Er ist einer der ganz großen Regisseure nicht nur der USA: Martin Scorsese. Die Deutsche Kinemathek Berlin widmet dem Filmemacher eine Ausstellung, die hinter die Kulissen seiner Meisterwerke blickt, ohne dabei Heiligenverehrung zu betreiben. Sie zeige, so Kritiker Rüdiger Suchsland, dass Scorsese auch ein "Archäologe der Stadt New York" sei.

Rüdiger Suchsland im Gespräch mit Dina Netz | 09.01.2013
    Dina Netz: Martin Scorsese wurde 1942 geboren, als Sohn sizilianischer Einwanderer. Als Kind litt er an starkem Asthma, konnte deshalb nicht mit seinen Freunden auf der Straße spielen und verbrachte, so die Legende, viel Zeit im Kino. In Scorseses Biografie gibt es auch eine kurze Zeit im Priesterseminar, dann aber einen Abschluss in Film Communications in New York.

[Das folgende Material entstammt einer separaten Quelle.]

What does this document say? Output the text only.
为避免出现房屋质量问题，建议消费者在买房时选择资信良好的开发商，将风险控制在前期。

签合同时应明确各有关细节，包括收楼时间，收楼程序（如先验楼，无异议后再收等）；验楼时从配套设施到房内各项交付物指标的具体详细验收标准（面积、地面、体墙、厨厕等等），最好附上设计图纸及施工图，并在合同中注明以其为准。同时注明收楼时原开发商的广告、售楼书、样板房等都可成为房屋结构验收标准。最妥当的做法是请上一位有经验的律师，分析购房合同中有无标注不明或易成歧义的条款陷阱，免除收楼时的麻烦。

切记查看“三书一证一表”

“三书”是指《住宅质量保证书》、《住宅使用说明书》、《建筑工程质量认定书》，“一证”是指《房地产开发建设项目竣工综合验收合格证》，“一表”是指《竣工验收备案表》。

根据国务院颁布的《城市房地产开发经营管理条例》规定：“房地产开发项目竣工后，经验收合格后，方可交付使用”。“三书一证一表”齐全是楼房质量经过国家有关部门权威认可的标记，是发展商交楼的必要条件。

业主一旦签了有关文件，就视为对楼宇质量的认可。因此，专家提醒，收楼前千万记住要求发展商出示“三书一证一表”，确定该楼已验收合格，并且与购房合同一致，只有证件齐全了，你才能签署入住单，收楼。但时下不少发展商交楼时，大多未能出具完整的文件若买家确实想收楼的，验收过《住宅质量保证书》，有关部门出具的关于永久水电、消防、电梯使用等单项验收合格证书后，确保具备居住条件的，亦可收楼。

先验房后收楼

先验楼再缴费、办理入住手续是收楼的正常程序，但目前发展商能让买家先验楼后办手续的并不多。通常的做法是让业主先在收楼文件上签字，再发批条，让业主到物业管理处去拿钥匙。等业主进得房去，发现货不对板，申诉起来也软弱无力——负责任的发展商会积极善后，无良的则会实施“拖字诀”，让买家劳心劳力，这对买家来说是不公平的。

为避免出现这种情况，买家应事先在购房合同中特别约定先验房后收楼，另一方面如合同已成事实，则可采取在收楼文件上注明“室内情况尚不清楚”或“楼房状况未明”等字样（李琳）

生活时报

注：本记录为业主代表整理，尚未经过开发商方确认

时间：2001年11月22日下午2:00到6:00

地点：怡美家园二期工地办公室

    Sein erster Erfolg als Regisseur war "Mean Streets" von 1973, in dem Scorsese von einer Gruppe Jugendlicher in Little Italy erzählte - und der Film war auch die erste Zusammenarbeit mit Robert De Niro. Für "Taxi Driver" mit eben diesem De Niro gab's 1976 dann schon die "Goldene Palme" in Cannes. In den 80er-Jahren floppten Scorseses Filme mal eine Zeit lang bei der Kritik und an den Kassen, aber seit den 90ern kennen wir wieder alle seine Titel: "Goodfellas", "The Age of Innocence", "Casino", "The Departed" und so weiter.

    Die Deutsche Kinemathek Berlin zeigt ab heute Abend die weltweit erste - so sagt sie - Ausstellung zu Martin Scorsese, inklusive großer Filmretrospektive. Rüdiger Suchsland, kann man über all die Jahrzehnte hinweg eigentlich sagen, was das Charakteristische an Scorseses Filmen ist?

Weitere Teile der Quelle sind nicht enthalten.